Is the Cost of Education Worth it?

by Marianne Stephens
Jobs People Do | JobsPeopleDo.com

With the rising cost of living these days, you have to examine everything more carefully, especially tuition costs. Whether it is college or university, you may end up paying back the government for several years. So it’s definitely something that deserves a lot of thought ahead of time. Financial security or insecurity will reflect heavily on you during your post-grad life. Will it be worth it – all those years of coffee and late nights with little or no sleep?

It’s ultimately your life, and your decision. But consider these factors as well:

The demand for your chosen career. Unfortunately, some careers have more people interested than there are positions available. You can still do what you love – just consider alternative options. For example, Education is one of those careers that have more people than positions within Ontario, to be specific. Administrative positions within a school are always a consideration (such as a principal), along with consultants. Management is another alternative as well. Student advisors are great at listing alternative options that you may have not previously considered.
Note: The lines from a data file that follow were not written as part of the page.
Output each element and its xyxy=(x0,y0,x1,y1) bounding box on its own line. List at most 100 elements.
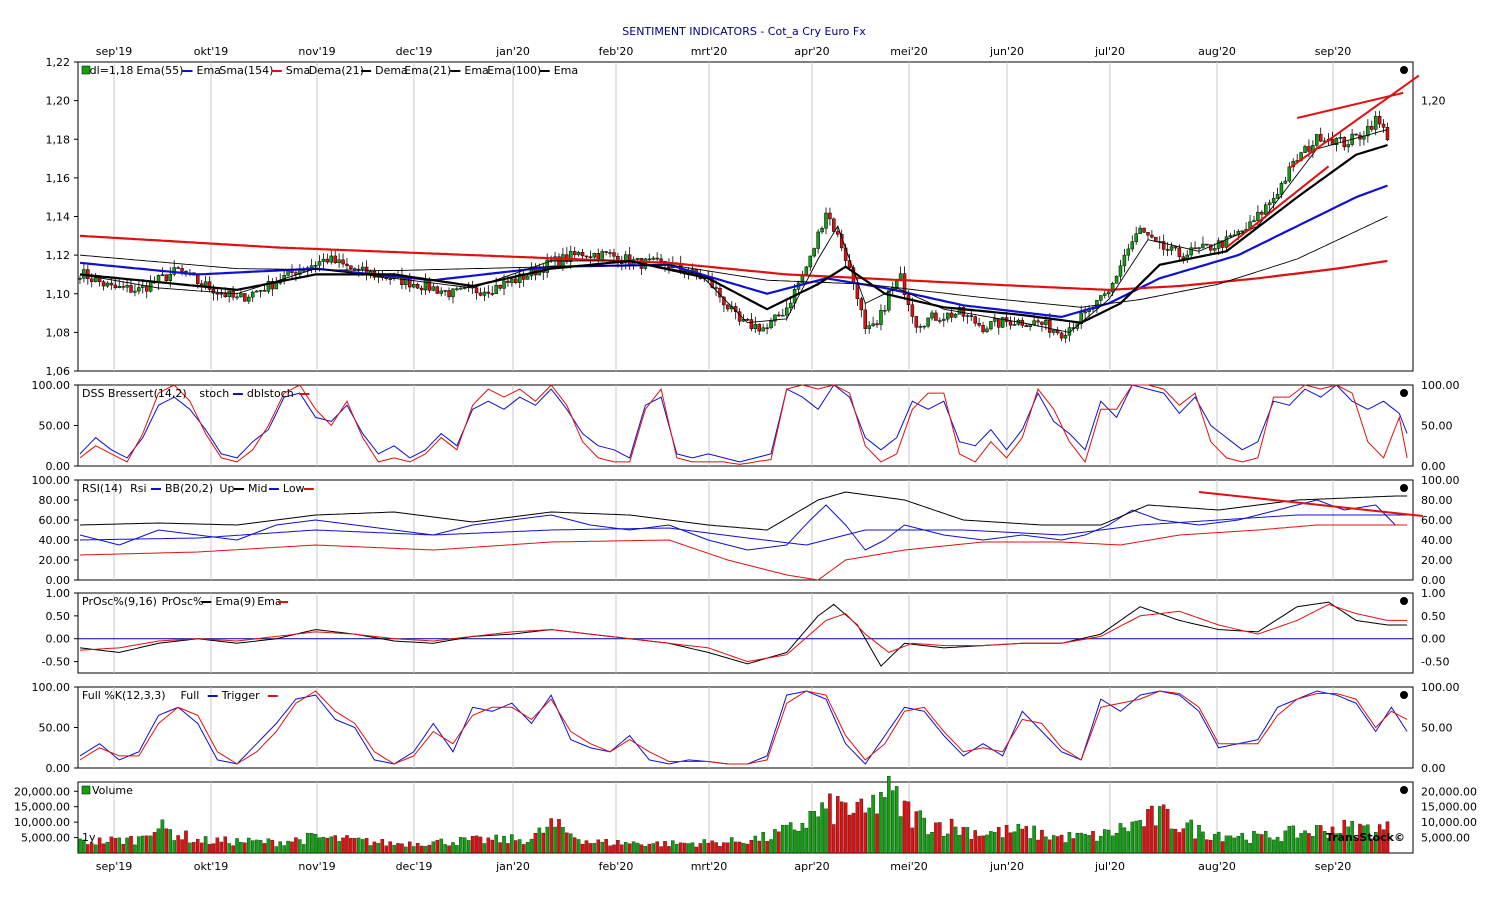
legend-item: Ema(21) xyxy=(404,64,451,77)
candle-body xyxy=(953,313,958,318)
y-tick-left: -0.50 xyxy=(42,656,70,669)
volume-bar xyxy=(247,837,251,854)
candle-body xyxy=(1008,321,1013,326)
candle-body xyxy=(196,274,200,284)
y-tick-right: 40.00 xyxy=(1421,534,1453,547)
legend-item: Sma xyxy=(286,64,310,77)
x-tick-label-bottom: nov'19 xyxy=(298,860,335,873)
volume-bar xyxy=(215,837,220,854)
candle-body xyxy=(411,283,416,288)
candle-body xyxy=(1228,235,1233,238)
x-tick-label-top: sep'19 xyxy=(96,45,133,58)
x-tick-label-bottom: feb'20 xyxy=(599,860,634,873)
volume-bar xyxy=(993,832,997,854)
watermark: TransStock© xyxy=(1326,831,1405,844)
volume-bar xyxy=(368,845,373,854)
volume-bar xyxy=(1040,829,1044,854)
candle-body xyxy=(1287,166,1292,182)
candle-body xyxy=(1059,332,1064,339)
x-tick-label-bottom: apr'20 xyxy=(794,860,829,873)
volume-bar xyxy=(1256,833,1260,854)
volume-bar xyxy=(1118,823,1123,854)
volume-bar xyxy=(1154,825,1158,854)
candle-body xyxy=(745,318,750,321)
volume-bar xyxy=(517,839,522,854)
volume-bar xyxy=(302,844,306,854)
candle-body xyxy=(922,325,926,328)
volume-bar xyxy=(553,826,557,854)
volume-bar xyxy=(1150,805,1154,854)
legend-item: dblstoch xyxy=(247,387,294,400)
volume-bar xyxy=(561,827,565,854)
volume-bar xyxy=(254,839,259,854)
candle-body xyxy=(965,315,970,317)
candle-body xyxy=(1240,230,1244,233)
candle-body xyxy=(474,287,479,294)
volume-bar xyxy=(172,840,176,854)
y-tick-right: 100.00 xyxy=(1421,379,1460,392)
candle-body xyxy=(938,320,942,322)
volume-bar xyxy=(345,835,349,854)
volume-bar xyxy=(1138,820,1142,854)
candle-body xyxy=(879,310,883,325)
volume-bar xyxy=(682,842,687,854)
volume-bar xyxy=(922,817,926,854)
candle-body xyxy=(498,284,502,289)
volume-bar xyxy=(447,845,451,854)
volume-bar xyxy=(1197,825,1201,854)
volume-bar xyxy=(129,836,133,854)
x-tick-label-top: jul'20 xyxy=(1094,45,1125,58)
volume-bar xyxy=(349,838,353,854)
volume-bar xyxy=(572,837,577,854)
volume-bar xyxy=(804,827,809,854)
candle-body xyxy=(113,284,118,288)
volume-bar xyxy=(777,831,781,854)
candle-body xyxy=(1264,204,1268,215)
x-tick-label-bottom: jan'20 xyxy=(495,860,530,873)
candle-body xyxy=(125,285,129,288)
volume-bar xyxy=(1110,835,1115,854)
candle-body xyxy=(1040,321,1044,325)
volume-bar xyxy=(836,796,840,854)
volume-bar xyxy=(737,841,742,854)
volume-bar xyxy=(698,843,703,854)
candle-body xyxy=(325,258,330,263)
volume-bar xyxy=(718,846,722,854)
volume-bar xyxy=(584,840,589,854)
volume-bar xyxy=(1299,833,1303,854)
volume-bar xyxy=(278,841,282,854)
volume-bar xyxy=(164,828,169,854)
candle-body xyxy=(1271,198,1276,204)
legend-item: Volume xyxy=(92,784,133,797)
candle-body xyxy=(1012,324,1017,326)
volume-bar xyxy=(714,842,718,854)
volume-bar xyxy=(144,835,149,854)
volume-bar xyxy=(796,830,801,854)
volume-bar xyxy=(137,836,141,854)
volume-bar xyxy=(203,836,208,854)
candle-body xyxy=(859,298,864,311)
candle-body xyxy=(812,248,816,257)
candle-body xyxy=(1205,243,1209,246)
candle-body xyxy=(227,290,231,297)
volume-bar xyxy=(333,835,337,854)
volume-bar xyxy=(290,841,294,854)
volume-bar xyxy=(894,786,899,854)
panel-frame-1 xyxy=(77,61,1414,372)
volume-bar xyxy=(364,838,369,854)
x-tick-label-bottom: jul'20 xyxy=(1094,860,1125,873)
legend-item: Sma(154) xyxy=(219,64,273,77)
volume-bar xyxy=(478,836,483,854)
volume-bar xyxy=(1055,836,1060,854)
candle-body xyxy=(1114,275,1119,284)
candle-body xyxy=(1063,334,1068,339)
legend-item: Ema(55) xyxy=(136,64,183,77)
y-tick-left: 1,22 xyxy=(46,56,71,69)
volume-bar xyxy=(918,810,922,854)
y-tick-left: 15,000.00 xyxy=(14,801,70,814)
x-tick-label-top: jan'20 xyxy=(495,45,530,58)
volume-bar xyxy=(1232,837,1237,854)
legend-item: Full %K(12,3,3) xyxy=(82,689,166,702)
volume-bar xyxy=(1134,820,1138,854)
volume-bar xyxy=(726,842,730,854)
The cost of tuition – is it reasonable? Some tuition amounts don’t necessarily relate to the amount of years you’d spend earning that diploma. Consider the average entry-level salary for your chosen career – does it match up? This is particularly important as you’re most likely to spend years paying off that debt – you want it to be reasonable in relation to the career. The higher the demand for your skills, the easier (and sooner) you’ll be to pay the loan off instead of spending months looking for that perfect job.

Experience is another factor – this is a strong consideration for employers when you start job hunting post-graduation. I would strongly recommend that you consider placements to bolster your experience – it can often count for academic credit, and it will be related experience that you can use on your resume. Employers are always looking for experience related to the position that you’re applying for, and it’s trickier (but not impossible) to prove that you’re the person for the job without some related experience. If you don’t have a placement, consider part-time jobs that are related to your major/chosen career.
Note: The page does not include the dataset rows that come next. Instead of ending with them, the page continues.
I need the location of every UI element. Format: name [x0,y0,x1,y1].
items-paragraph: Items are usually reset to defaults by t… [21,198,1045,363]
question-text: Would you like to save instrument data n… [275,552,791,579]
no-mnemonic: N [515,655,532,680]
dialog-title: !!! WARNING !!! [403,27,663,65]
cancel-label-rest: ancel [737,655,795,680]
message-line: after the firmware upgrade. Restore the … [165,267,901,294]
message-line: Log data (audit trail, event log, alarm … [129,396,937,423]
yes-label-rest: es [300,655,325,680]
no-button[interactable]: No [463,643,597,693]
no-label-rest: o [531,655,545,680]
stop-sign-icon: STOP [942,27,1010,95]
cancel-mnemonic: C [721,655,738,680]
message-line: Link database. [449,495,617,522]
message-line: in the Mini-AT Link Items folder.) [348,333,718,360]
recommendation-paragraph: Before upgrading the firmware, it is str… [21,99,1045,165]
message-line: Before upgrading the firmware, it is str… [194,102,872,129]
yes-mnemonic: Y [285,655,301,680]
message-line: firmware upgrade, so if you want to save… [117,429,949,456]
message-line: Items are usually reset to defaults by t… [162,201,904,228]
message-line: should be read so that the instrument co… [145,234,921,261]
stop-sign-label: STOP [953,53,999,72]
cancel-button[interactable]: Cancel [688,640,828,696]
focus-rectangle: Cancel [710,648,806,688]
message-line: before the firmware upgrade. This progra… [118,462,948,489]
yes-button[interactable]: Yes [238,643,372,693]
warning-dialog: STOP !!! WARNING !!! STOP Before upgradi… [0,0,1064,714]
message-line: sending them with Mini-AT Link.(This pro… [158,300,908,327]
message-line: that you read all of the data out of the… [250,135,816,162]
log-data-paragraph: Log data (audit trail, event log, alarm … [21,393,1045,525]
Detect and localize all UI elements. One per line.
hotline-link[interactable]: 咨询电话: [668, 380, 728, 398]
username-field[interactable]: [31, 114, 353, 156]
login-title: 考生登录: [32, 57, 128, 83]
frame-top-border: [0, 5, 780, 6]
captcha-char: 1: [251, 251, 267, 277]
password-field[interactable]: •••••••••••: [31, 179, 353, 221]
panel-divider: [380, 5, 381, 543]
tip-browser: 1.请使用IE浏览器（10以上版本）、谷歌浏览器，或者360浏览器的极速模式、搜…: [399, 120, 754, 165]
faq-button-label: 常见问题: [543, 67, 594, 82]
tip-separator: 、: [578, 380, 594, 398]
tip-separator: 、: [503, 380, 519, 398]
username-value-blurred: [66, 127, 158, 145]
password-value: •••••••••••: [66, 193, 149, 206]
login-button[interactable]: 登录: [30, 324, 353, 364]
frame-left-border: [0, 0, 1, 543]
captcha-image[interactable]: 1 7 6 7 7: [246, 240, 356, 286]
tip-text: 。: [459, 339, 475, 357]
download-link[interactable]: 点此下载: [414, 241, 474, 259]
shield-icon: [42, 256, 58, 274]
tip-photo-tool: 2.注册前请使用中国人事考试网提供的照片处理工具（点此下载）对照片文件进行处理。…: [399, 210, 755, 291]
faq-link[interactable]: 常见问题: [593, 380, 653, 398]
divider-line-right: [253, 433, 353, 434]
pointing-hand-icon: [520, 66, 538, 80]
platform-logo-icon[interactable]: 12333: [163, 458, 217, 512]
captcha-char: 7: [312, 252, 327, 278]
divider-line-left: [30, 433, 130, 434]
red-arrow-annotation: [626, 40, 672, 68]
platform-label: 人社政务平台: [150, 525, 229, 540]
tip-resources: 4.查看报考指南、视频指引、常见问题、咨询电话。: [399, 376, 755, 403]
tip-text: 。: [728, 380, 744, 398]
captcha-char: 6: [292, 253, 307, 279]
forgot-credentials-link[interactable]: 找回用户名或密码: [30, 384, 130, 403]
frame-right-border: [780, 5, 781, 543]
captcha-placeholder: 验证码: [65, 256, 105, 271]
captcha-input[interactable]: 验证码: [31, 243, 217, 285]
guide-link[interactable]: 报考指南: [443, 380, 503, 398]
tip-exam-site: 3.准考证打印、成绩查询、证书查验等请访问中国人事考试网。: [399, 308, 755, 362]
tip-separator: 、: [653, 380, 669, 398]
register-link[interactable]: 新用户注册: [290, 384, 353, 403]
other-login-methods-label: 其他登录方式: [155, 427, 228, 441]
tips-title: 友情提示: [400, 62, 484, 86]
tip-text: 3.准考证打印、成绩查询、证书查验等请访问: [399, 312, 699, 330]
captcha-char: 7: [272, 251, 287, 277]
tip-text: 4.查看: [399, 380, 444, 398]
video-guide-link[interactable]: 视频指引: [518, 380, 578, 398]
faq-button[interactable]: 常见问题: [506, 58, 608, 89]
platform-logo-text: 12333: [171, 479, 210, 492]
And lastly, consider your interest in the career. If it’s something that you’re not as passionate about when compared to other majors – consider it as a minor. Or a double major, if that’s an option. You should be interested in something that you want to do for the rest of your life, and it’s something that you need to be passionate about.

After assessing these four factors; demand, cost, experience and interest, you may be able to answer the question: Is the cost of education worth it for my career? The answer is always in your hands.